Un nuovo scandalo sessuale scuote il mondo dell’istruzione torinese. Stavolta il protagonista è un professore associato dell’Università. L’uomo, 47 anni, avrebbe chiesto a una studentessa rapporti sessuali e foto intime. Inoltre, l’avrebbe minacciata di divulgare particolari della sua vita privata. Di contro, le avrebbe promesso un impegno per farle ottenere voti alti.

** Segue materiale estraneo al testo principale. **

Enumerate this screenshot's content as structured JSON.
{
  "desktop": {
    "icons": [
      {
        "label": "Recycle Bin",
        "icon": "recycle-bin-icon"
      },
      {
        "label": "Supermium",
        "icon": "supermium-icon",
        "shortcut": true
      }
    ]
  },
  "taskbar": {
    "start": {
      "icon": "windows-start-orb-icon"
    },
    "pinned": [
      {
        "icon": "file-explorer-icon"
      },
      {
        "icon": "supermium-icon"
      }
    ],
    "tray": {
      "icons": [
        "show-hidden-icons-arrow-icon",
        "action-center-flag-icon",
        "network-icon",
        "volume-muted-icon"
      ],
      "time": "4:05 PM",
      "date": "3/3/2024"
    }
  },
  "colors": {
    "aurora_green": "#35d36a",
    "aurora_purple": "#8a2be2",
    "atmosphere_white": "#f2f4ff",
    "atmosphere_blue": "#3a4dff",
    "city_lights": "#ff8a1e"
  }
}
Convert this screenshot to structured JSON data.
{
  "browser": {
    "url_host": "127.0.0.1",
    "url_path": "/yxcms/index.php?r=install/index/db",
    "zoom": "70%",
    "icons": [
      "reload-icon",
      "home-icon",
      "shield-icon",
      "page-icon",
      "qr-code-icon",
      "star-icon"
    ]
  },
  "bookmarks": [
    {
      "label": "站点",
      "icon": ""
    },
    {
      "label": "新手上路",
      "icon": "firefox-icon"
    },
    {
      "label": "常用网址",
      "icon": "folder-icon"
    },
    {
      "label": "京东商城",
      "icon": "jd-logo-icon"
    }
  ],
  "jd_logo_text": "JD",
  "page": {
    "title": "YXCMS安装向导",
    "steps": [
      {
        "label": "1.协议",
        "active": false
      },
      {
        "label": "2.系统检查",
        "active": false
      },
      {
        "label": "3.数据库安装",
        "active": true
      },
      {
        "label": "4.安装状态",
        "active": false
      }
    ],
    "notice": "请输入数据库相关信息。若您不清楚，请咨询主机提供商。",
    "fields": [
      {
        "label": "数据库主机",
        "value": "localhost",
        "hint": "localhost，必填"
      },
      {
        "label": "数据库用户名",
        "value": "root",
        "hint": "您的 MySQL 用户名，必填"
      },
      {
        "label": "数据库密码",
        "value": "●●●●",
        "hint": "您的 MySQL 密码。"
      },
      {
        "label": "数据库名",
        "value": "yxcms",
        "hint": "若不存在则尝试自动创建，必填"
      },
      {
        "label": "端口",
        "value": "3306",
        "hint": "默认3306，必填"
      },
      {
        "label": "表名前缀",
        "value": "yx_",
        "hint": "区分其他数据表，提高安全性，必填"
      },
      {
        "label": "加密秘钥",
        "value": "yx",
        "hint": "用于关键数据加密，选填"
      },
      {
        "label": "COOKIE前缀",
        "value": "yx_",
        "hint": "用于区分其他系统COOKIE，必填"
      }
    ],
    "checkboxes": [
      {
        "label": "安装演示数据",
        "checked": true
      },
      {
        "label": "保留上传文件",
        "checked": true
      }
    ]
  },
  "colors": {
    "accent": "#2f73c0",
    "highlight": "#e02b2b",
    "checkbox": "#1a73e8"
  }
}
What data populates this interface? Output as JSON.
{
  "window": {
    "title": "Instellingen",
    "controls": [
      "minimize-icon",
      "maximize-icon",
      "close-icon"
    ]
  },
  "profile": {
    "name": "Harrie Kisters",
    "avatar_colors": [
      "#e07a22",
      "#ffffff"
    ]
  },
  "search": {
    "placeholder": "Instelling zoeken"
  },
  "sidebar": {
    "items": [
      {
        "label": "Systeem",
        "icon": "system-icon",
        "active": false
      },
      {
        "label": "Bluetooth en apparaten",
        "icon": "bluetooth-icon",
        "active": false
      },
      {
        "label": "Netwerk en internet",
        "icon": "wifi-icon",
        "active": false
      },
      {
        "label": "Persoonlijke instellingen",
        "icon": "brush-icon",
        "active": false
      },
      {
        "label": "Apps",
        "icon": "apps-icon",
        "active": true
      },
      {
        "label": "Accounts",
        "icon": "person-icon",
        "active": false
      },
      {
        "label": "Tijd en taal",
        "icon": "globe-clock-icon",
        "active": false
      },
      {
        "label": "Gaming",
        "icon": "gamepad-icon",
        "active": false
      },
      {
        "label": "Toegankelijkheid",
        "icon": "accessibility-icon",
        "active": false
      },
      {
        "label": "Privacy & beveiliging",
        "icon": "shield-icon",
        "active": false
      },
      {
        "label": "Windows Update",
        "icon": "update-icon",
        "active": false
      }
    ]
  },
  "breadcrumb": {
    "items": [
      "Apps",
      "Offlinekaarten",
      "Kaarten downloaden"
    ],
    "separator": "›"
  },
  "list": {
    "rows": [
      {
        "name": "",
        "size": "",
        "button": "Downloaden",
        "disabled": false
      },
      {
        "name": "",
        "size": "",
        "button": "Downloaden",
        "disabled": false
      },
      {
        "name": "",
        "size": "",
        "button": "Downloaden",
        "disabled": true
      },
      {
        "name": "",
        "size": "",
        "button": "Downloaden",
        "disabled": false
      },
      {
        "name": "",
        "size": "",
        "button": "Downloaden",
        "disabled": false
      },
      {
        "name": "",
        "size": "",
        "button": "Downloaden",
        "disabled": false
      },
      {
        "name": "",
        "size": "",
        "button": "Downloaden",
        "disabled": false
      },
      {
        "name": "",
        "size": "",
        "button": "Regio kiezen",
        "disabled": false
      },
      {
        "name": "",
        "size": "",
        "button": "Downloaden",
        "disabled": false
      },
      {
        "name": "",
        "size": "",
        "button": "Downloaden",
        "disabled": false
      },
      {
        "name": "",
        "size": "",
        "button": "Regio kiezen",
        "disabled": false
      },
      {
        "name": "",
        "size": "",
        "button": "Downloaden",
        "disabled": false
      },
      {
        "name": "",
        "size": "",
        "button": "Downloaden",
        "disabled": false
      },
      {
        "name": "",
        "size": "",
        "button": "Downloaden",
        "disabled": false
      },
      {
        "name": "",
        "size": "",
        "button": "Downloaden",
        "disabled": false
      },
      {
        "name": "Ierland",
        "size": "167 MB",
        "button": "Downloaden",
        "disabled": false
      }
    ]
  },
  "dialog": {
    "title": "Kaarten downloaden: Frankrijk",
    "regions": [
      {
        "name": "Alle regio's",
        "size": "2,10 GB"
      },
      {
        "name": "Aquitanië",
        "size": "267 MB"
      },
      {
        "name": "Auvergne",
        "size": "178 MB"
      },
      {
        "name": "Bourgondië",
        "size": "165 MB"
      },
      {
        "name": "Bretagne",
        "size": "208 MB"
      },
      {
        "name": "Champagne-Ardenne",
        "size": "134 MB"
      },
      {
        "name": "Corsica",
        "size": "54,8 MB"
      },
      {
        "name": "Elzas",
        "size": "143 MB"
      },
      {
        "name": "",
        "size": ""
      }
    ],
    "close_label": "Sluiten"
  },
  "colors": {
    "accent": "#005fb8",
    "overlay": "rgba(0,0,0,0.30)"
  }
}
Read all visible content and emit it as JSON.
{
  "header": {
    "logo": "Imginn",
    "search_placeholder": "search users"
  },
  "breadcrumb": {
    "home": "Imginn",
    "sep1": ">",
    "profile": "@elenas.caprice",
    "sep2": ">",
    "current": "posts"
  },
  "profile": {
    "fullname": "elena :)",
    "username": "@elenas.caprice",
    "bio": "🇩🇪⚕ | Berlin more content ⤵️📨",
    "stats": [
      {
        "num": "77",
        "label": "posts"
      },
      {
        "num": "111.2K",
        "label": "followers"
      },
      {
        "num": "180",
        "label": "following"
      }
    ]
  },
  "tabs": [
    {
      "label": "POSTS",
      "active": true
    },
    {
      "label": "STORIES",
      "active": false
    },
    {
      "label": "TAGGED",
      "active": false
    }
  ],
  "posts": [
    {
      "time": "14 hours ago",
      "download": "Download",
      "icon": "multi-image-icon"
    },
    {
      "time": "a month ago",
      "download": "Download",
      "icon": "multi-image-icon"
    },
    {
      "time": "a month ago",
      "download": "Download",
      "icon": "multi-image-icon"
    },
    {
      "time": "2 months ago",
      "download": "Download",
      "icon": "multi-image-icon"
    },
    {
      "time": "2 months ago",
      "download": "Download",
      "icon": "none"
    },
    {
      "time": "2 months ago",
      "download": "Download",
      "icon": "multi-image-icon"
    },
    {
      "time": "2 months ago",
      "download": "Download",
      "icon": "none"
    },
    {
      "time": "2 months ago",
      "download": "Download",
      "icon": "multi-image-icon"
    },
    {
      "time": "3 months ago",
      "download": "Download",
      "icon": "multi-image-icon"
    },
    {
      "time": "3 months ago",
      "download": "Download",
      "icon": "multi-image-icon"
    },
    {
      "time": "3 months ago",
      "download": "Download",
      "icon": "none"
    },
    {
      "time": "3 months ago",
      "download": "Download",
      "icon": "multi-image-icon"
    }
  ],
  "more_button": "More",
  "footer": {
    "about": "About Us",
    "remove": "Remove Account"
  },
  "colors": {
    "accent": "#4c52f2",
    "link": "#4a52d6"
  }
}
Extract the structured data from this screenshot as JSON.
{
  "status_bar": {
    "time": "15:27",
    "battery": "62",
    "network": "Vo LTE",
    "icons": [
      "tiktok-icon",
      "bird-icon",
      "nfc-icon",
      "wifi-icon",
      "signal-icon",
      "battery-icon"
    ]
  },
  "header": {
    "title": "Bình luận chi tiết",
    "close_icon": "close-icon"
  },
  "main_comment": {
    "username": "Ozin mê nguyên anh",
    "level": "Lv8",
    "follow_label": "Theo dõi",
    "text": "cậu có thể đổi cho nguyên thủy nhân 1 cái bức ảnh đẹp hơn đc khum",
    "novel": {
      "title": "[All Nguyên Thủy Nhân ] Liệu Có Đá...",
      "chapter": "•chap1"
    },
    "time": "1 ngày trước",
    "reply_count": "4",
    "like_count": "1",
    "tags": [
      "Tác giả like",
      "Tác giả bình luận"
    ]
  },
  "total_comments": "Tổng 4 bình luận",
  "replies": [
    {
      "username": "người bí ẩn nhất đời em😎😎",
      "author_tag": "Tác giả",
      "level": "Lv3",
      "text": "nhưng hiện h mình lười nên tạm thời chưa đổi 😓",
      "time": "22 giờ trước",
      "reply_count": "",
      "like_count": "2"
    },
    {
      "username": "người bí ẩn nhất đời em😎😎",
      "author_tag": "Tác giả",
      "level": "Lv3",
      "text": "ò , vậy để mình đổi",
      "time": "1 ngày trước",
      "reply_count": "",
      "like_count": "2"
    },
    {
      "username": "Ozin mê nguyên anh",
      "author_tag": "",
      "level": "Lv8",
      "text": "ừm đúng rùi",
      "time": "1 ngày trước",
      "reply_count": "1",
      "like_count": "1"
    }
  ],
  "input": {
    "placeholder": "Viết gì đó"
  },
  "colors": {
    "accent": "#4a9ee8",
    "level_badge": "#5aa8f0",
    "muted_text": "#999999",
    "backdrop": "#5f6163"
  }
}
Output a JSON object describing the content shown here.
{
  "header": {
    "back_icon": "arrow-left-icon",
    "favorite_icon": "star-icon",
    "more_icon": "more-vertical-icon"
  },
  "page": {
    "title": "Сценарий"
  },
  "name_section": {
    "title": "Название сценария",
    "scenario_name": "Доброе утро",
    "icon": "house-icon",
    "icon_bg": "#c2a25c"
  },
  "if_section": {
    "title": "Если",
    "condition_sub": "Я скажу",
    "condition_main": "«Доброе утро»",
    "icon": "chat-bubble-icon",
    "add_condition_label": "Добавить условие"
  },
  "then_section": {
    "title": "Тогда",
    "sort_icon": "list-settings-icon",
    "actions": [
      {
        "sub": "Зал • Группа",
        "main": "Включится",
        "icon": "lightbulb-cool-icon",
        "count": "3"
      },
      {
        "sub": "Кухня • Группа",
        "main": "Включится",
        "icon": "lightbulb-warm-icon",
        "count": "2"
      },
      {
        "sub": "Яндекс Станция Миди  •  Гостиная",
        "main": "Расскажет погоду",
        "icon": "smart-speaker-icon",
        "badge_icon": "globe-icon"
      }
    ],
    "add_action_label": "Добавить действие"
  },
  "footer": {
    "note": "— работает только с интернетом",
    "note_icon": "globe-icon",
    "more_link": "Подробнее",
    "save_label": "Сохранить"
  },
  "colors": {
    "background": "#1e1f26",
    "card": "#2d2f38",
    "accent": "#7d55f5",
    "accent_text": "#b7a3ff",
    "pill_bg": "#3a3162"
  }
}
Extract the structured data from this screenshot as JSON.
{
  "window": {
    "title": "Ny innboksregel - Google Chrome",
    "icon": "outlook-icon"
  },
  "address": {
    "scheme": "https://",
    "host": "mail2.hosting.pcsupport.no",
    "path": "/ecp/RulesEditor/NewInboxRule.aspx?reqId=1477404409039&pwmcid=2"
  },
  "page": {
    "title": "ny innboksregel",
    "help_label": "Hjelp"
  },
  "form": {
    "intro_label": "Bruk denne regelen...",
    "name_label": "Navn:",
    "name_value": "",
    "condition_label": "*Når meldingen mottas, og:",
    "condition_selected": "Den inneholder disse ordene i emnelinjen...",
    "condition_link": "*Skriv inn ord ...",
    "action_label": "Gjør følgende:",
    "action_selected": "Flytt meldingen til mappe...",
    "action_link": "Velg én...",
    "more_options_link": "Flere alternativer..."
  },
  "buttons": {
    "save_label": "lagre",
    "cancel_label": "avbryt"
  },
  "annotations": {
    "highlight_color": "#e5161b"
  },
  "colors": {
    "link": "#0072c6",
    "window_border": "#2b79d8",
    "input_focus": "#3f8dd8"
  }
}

All’Università di Torino proseguono le indagini

Il professore, in forze al dipartimento di Giurisprudenza, su disposizione della procura di Torino, si trova ora agli arresti domiciliari a Bologna. L’ipotesi di reato formulata dagli inquirenti è l’abuso di potere, connesso in particolare alla sua figura di relatore di tesi di laurea. Ma le indagini non sono ancora concluse e gli investigatori sono al lavoro per capire se le pressioni e le minacce sulla studentessa siano un caso isolato o se si siano verificati altri episodi simili. Per questo, nei prossimi giorni, saranno convocate altre ragazze, considerate a rischio di essere state anche loro vittime dell’indagato. «Auspichiamo che altri, eventuali episodi simili, allo stato sconosciuti, siano resi noti agli inquirenti», hanno fatto sapere dalla Procura.